August 18th, 2011
Let us start with yesterday, and I why it has taken me so long to get to my next post. I arrived in Madrid at 8:50 am with little more than 3 hours of sleep under my belt. I briefly met two young college students who had also come for World Youth Day, and they too, had only made the decision to attend two weeks prior. They were full of life, and the Lord, and full of questions about my conversion. One quoted an older convert he had met who told him, “We´re all Catholic, we just don´t know it yet.” I had never heard it put that way, but I smiled. In my heart I smiled.
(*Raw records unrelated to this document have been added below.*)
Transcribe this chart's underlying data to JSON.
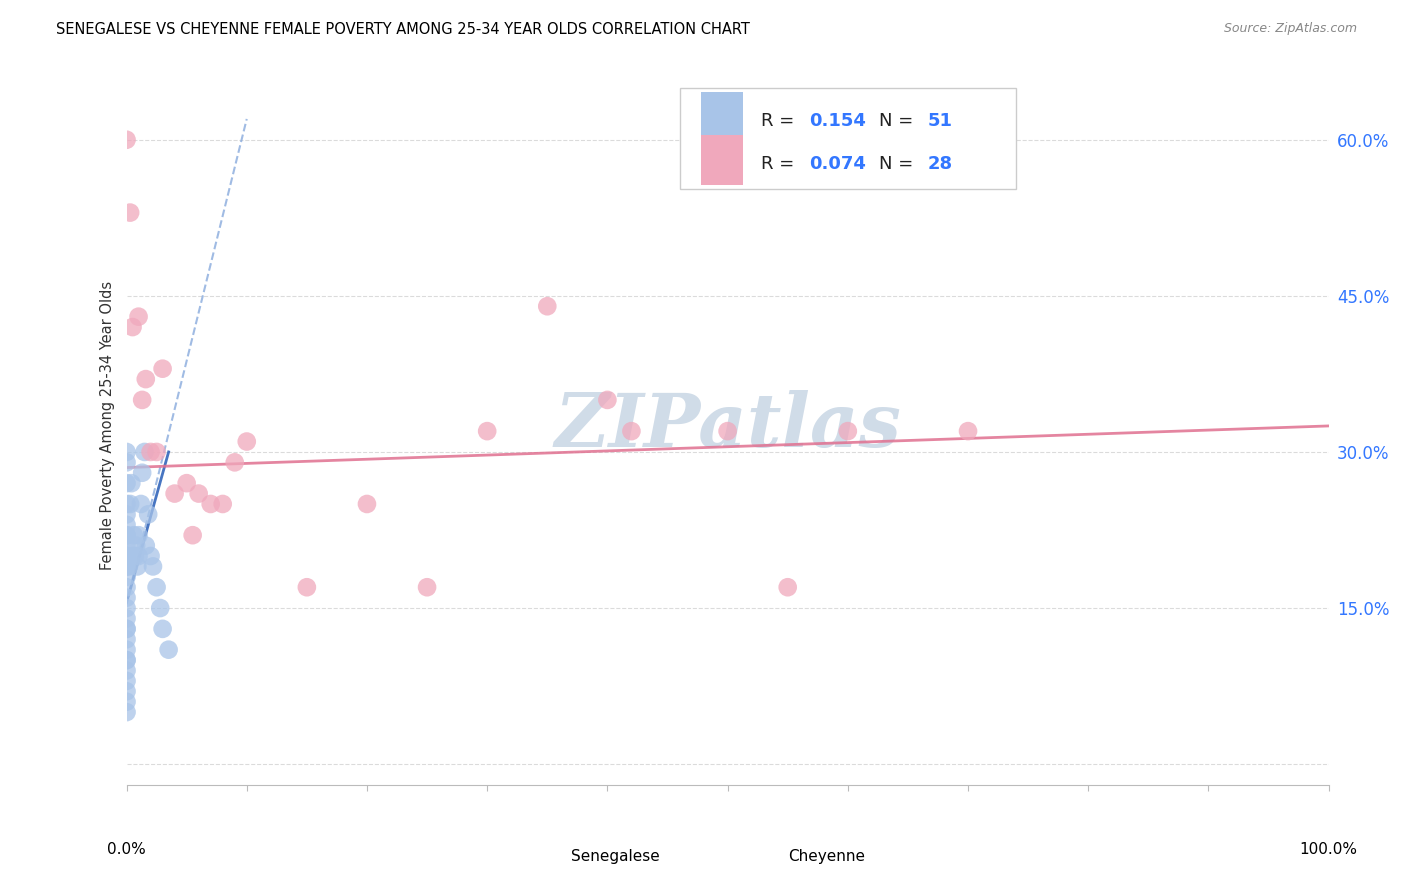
{
  "title": "SENEGALESE VS CHEYENNE FEMALE POVERTY AMONG 25-34 YEAR OLDS CORRELATION CHART",
  "source": "Source: ZipAtlas.com",
  "ylabel": "Female Poverty Among 25-34 Year Olds",
  "yticks": [
    0.0,
    0.15,
    0.3,
    0.45,
    0.6
  ],
  "ytick_labels": [
    "",
    "15.0%",
    "30.0%",
    "45.0%",
    "60.0%"
  ],
  "xlim": [
    0.0,
    1.0
  ],
  "ylim": [
    -0.02,
    0.67
  ],
  "senegalese_R": 0.154,
  "senegalese_N": 51,
  "cheyenne_R": 0.074,
  "cheyenne_N": 28,
  "senegalese_color": "#a8c4e8",
  "cheyenne_color": "#f0a8bc",
  "trendline_senegalese_color": "#88aadd",
  "trendline_cheyenne_color": "#e07090",
  "watermark": "ZIPatlas",
  "watermark_color": "#d0dce8",
  "grid_color": "#cccccc",
  "right_axis_color": "#3377ff",
  "senegalese_x": [
    0.0,
    0.0,
    0.0,
    0.0,
    0.0,
    0.0,
    0.0,
    0.0,
    0.0,
    0.0,
    0.0,
    0.0,
    0.0,
    0.0,
    0.0,
    0.0,
    0.0,
    0.0,
    0.0,
    0.0,
    0.0,
    0.0,
    0.0,
    0.0,
    0.0,
    0.0,
    0.0,
    0.0,
    0.0,
    0.0,
    0.002,
    0.003,
    0.004,
    0.005,
    0.006,
    0.007,
    0.008,
    0.009,
    0.01,
    0.01,
    0.012,
    0.013,
    0.015,
    0.016,
    0.018,
    0.02,
    0.022,
    0.025,
    0.028,
    0.03,
    0.035
  ],
  "senegalese_y": [
    0.05,
    0.06,
    0.07,
    0.08,
    0.09,
    0.1,
    0.1,
    0.11,
    0.12,
    0.13,
    0.13,
    0.14,
    0.15,
    0.16,
    0.17,
    0.18,
    0.19,
    0.19,
    0.2,
    0.2,
    0.2,
    0.21,
    0.22,
    0.22,
    0.23,
    0.24,
    0.25,
    0.27,
    0.29,
    0.3,
    0.19,
    0.25,
    0.27,
    0.2,
    0.22,
    0.2,
    0.21,
    0.19,
    0.2,
    0.22,
    0.25,
    0.28,
    0.3,
    0.21,
    0.24,
    0.2,
    0.19,
    0.17,
    0.15,
    0.13,
    0.11
  ],
  "senegalese_trendline_x": [
    0.0,
    0.1
  ],
  "senegalese_trendline_y": [
    0.155,
    0.62
  ],
  "cheyenne_x": [
    0.0,
    0.003,
    0.005,
    0.01,
    0.013,
    0.016,
    0.02,
    0.025,
    0.03,
    0.04,
    0.05,
    0.055,
    0.06,
    0.07,
    0.08,
    0.09,
    0.1,
    0.15,
    0.2,
    0.25,
    0.3,
    0.35,
    0.4,
    0.42,
    0.5,
    0.55,
    0.6,
    0.7
  ],
  "cheyenne_y": [
    0.6,
    0.53,
    0.42,
    0.43,
    0.35,
    0.37,
    0.3,
    0.3,
    0.38,
    0.26,
    0.27,
    0.22,
    0.26,
    0.25,
    0.25,
    0.29,
    0.31,
    0.17,
    0.25,
    0.17,
    0.32,
    0.44,
    0.35,
    0.32,
    0.32,
    0.17,
    0.32,
    0.32
  ],
  "cheyenne_trendline_x": [
    0.0,
    1.0
  ],
  "cheyenne_trendline_y": [
    0.285,
    0.325
  ]
}
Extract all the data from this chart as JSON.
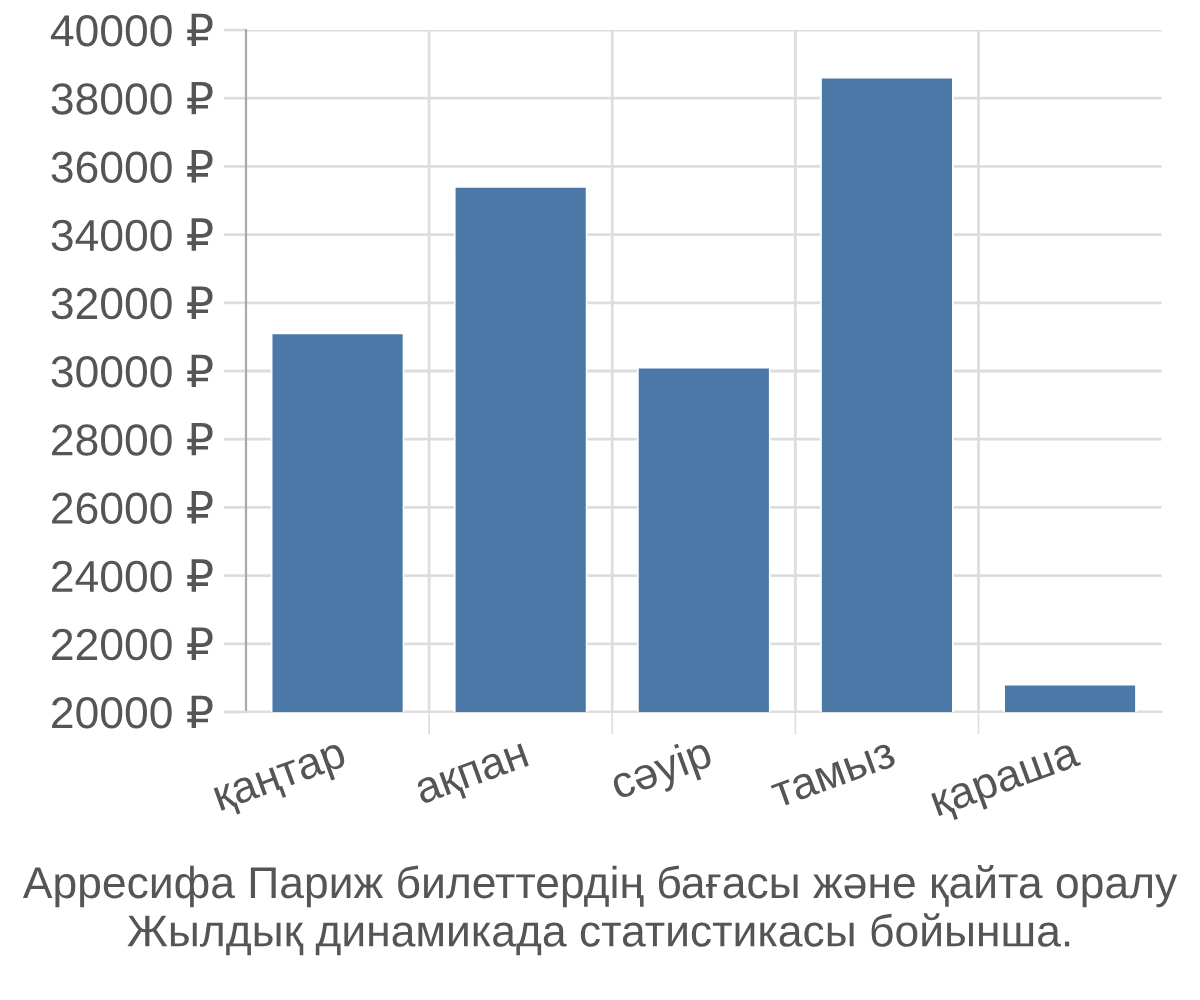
{
  "chart_data": {
    "type": "bar",
    "categories": [
      "қаңтар",
      "ақпан",
      "сәуір",
      "тамыз",
      "қараша"
    ],
    "values": [
      31100,
      35400,
      30100,
      38600,
      20800
    ],
    "color": "#4c78a8",
    "ylim": [
      20000,
      40000
    ],
    "yticks": [
      {
        "value": 20000,
        "label": "20000 ₽"
      },
      {
        "value": 22000,
        "label": "22000 ₽"
      },
      {
        "value": 24000,
        "label": "24000 ₽"
      },
      {
        "value": 26000,
        "label": "26000 ₽"
      },
      {
        "value": 28000,
        "label": "28000 ₽"
      },
      {
        "value": 30000,
        "label": "30000 ₽"
      },
      {
        "value": 32000,
        "label": "32000 ₽"
      },
      {
        "value": 34000,
        "label": "34000 ₽"
      },
      {
        "value": 36000,
        "label": "36000 ₽"
      },
      {
        "value": 38000,
        "label": "38000 ₽"
      },
      {
        "value": 40000,
        "label": "40000 ₽"
      }
    ],
    "grid": true,
    "annotations": [
      "Арресифа Париж билеттердің бағасы және қайта оралу Жылдық динамикада статистикасы бойынша."
    ]
  }
}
As I left customs to get my bag, my day began to get difficult, and I encountered too many roadblocks to fully explain so I will sum up. My bag, which was originally my carry-on with most of my basics and my cherished camera to document my journey, is completely lost. Also missing, were my papers for WYD registration, and the address for apartment I had rented. This made the next two steps of my journey rather difficult. Had this been 5 years ago I probably would have stopped and prayed against the attack of the enemy for hindering my journey. But I knew something else was at play, and I thought about the prayer I had just prayed the day earlier – that I would welcome any challenge, and learn the smallest of lessons, hoping to respond like Christ.
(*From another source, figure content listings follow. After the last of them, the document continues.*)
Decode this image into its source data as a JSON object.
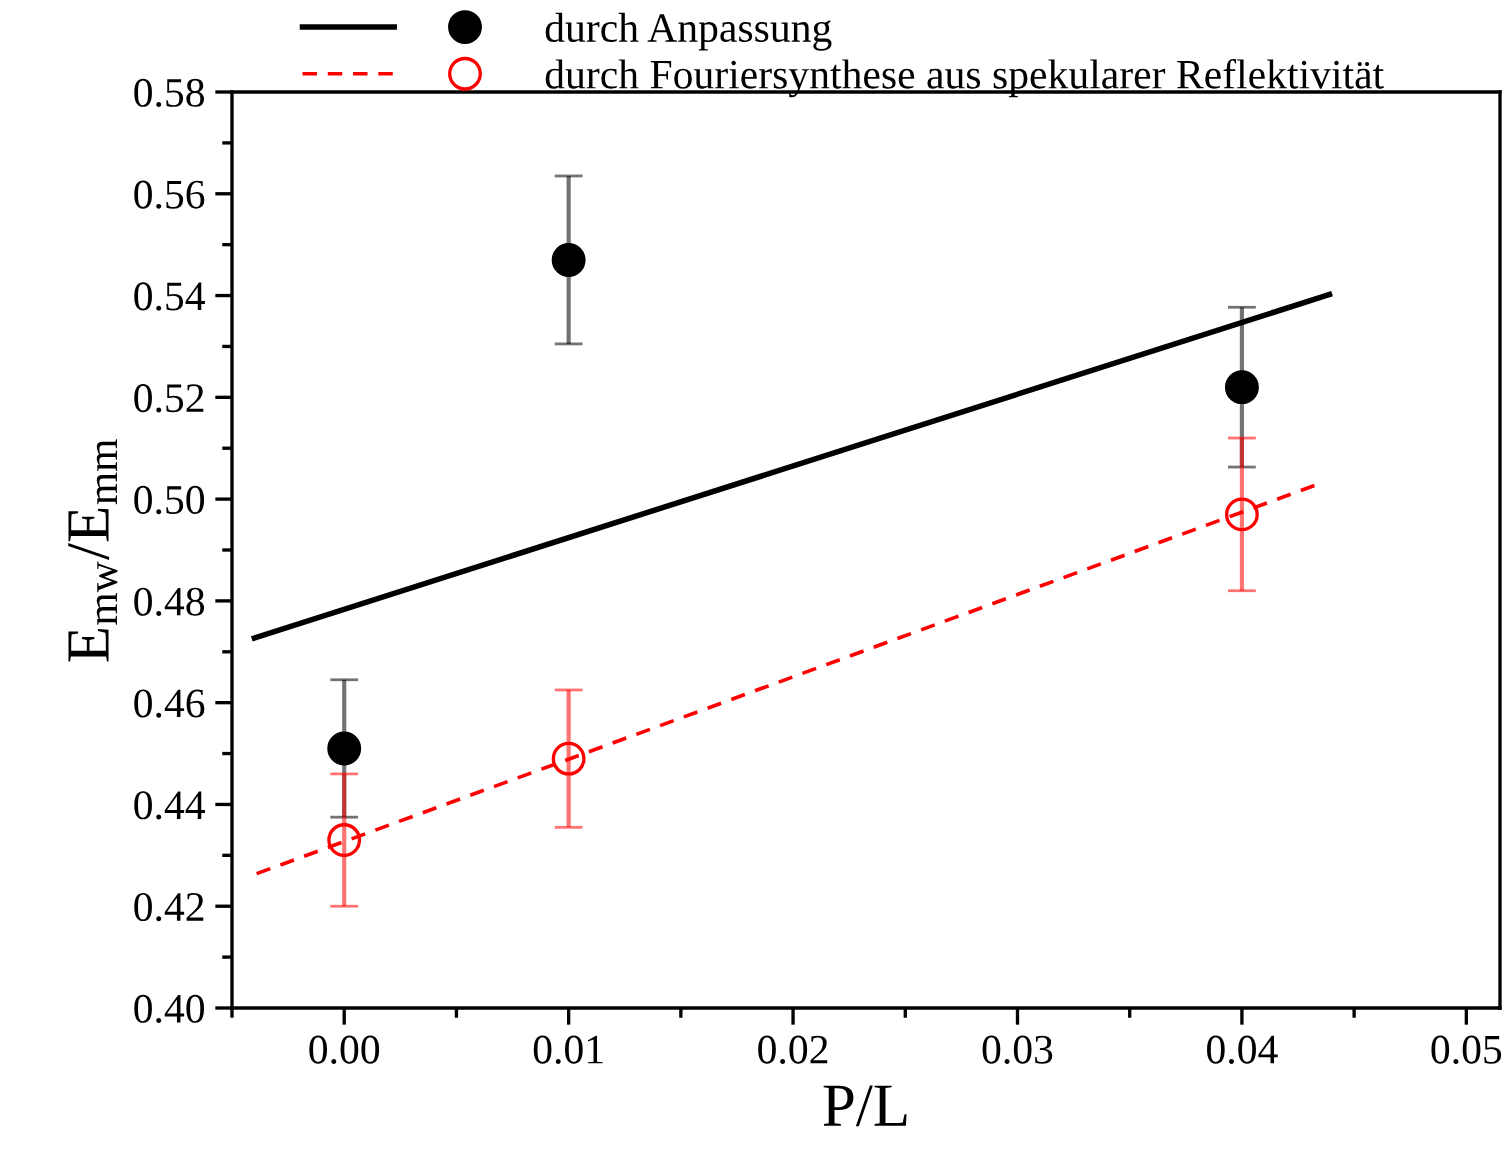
{
  "chart_data": {
    "type": "scatter",
    "xlabel": "P/L",
    "ylabel": "E$_{mw}$/E$_{mm}$",
    "xlim": [
      -0.005,
      0.0515
    ],
    "xticks": [
      {
        "value": 0,
        "label": "0.00"
      },
      0.01,
      0.02,
      0.03,
      0.04,
      0.05
    ],
    "ylim": [
      0.4,
      0.58
    ],
    "yticks": [
      {
        "value": 0.4,
        "label": "0.40"
      },
      0.42,
      0.44,
      0.46,
      0.48,
      {
        "value": 0.5,
        "label": "0.50"
      },
      0.52,
      0.54,
      0.56,
      0.58
    ],
    "grid": false,
    "legend": "top left",
    "series": [
      {
        "name": "durch Anpassung",
        "marker": "circle",
        "color": "#000000",
        "x": [
          0.0,
          0.01,
          0.04
        ],
        "values": [
          0.451,
          0.547,
          0.522
        ],
        "errors": [
          0.0135,
          0.0165,
          0.0157
        ]
      },
      {
        "type": "line",
        "marker": "none",
        "color": "#000000",
        "line_style": "solid",
        "x": [
          -0.004,
          0.0439
        ],
        "values": [
          0.4727,
          0.5402
        ]
      },
      {
        "name": "durch Fouriersynthese aus spekularer Reflektivität",
        "marker": "circle",
        "color": "#ff0000",
        "x": [
          0.0,
          0.01,
          0.04
        ],
        "values": [
          0.433,
          0.449,
          0.497
        ],
        "errors": [
          0.013,
          0.0135,
          0.015
        ]
      },
      {
        "type": "line",
        "marker": "none",
        "color": "#ff0000",
        "line_style": "dashed",
        "x": [
          -0.0039,
          0.0435
        ],
        "values": [
          0.4264,
          0.5031
        ]
      }
    ]
  }
}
Lesson 1 – Be patient and don´t sweat the small stuff. We have wars and people going hungry, and abandoned children in the world. Am I really going to waste time being upset or feeling sorry for myself?
Lesson 2 – Ask for help. I am terrible at this. If you only knew how shy I am when I think I am bothering people. But God used so many people who went out of their way to help me – I truly felt blessed.
So I finally arrived at my room at Ventura de la Vega #12 a little after 1pm. A short nap, and quick shower later, and I headed out into Madrid. The streets are full of foreign languages, priests and nuns, color coordinated shirts, and groups carrying flags from their respective countries. They sing in the streets, these young people, unashamed of their faith and shining proudly. That use to be me, jumping up and down with a praise song on my lips. Not as young as I use to be…but that is okay.
Walking became difficult as metros were crowded and my legs were exhausted. I stopped at La Iglesia de San Jeronimo simply to rest, and I discovered they were offering the Sacrament of Reconciliation (Confession) in English for the next 45 minutes. I knew God had led me there just for that purpose.
I sat in line with a number of priests and nuns – I forget sometimes that they need the Sacrament too – and I made my confession with the most wonderful priest – a man from Nigeria whose name I could not begin to spell. His council was so solid, and the anointing of the Holy Spirit flowed through him like a fresh spring. The Sacrament of Reconciliation has been a hard one for me to embrace regularly in my Catholic walk. “I can pray to God without any help” I reason. And yet, whenever I have partaken of it, a huge wait has lifted and a light shines where there was once darkness. I need to remember that man didn´t make this up, it was Christ who said “Confess your sins, one to another.”
The rest of my day was spent meeting other pilgrims – 3 polish girls with thick accents and innocent faces, then a concert in Parque Retiro, and a long, difficult walk home. Metro stations were closed due to riots in La Puerta del Sol, and my body ached as I walked another 2 miles to the apartment. But I thought of other pilgrims, and Mary on her way to Bethlehem, and the apostles traveling hundreds of miles on dirt roads for the sake of the gospel. I prayed that God would keep my body healthy for the baby, and pushed through the hot night air depending on God for grace. When I got to my bed, I opened a meat and cheese sandwich and had never been so grateful for a piece of food and a place to rest my head. I thought of the children in Somolia now going hungry, and repented of so often taking food for granted.
God I pray for those without the most basic of needs – food, water, shelter, medical care. Lord, use those of us who have more. Lay it on our hearts to give. Do not let us grow complacent, or greedy, or dependent on luxury. As Mother Theresa said, let us “Live simply, so that others may simply live.” God thank You for Your lessons. Thank You for Your goodness. Amen.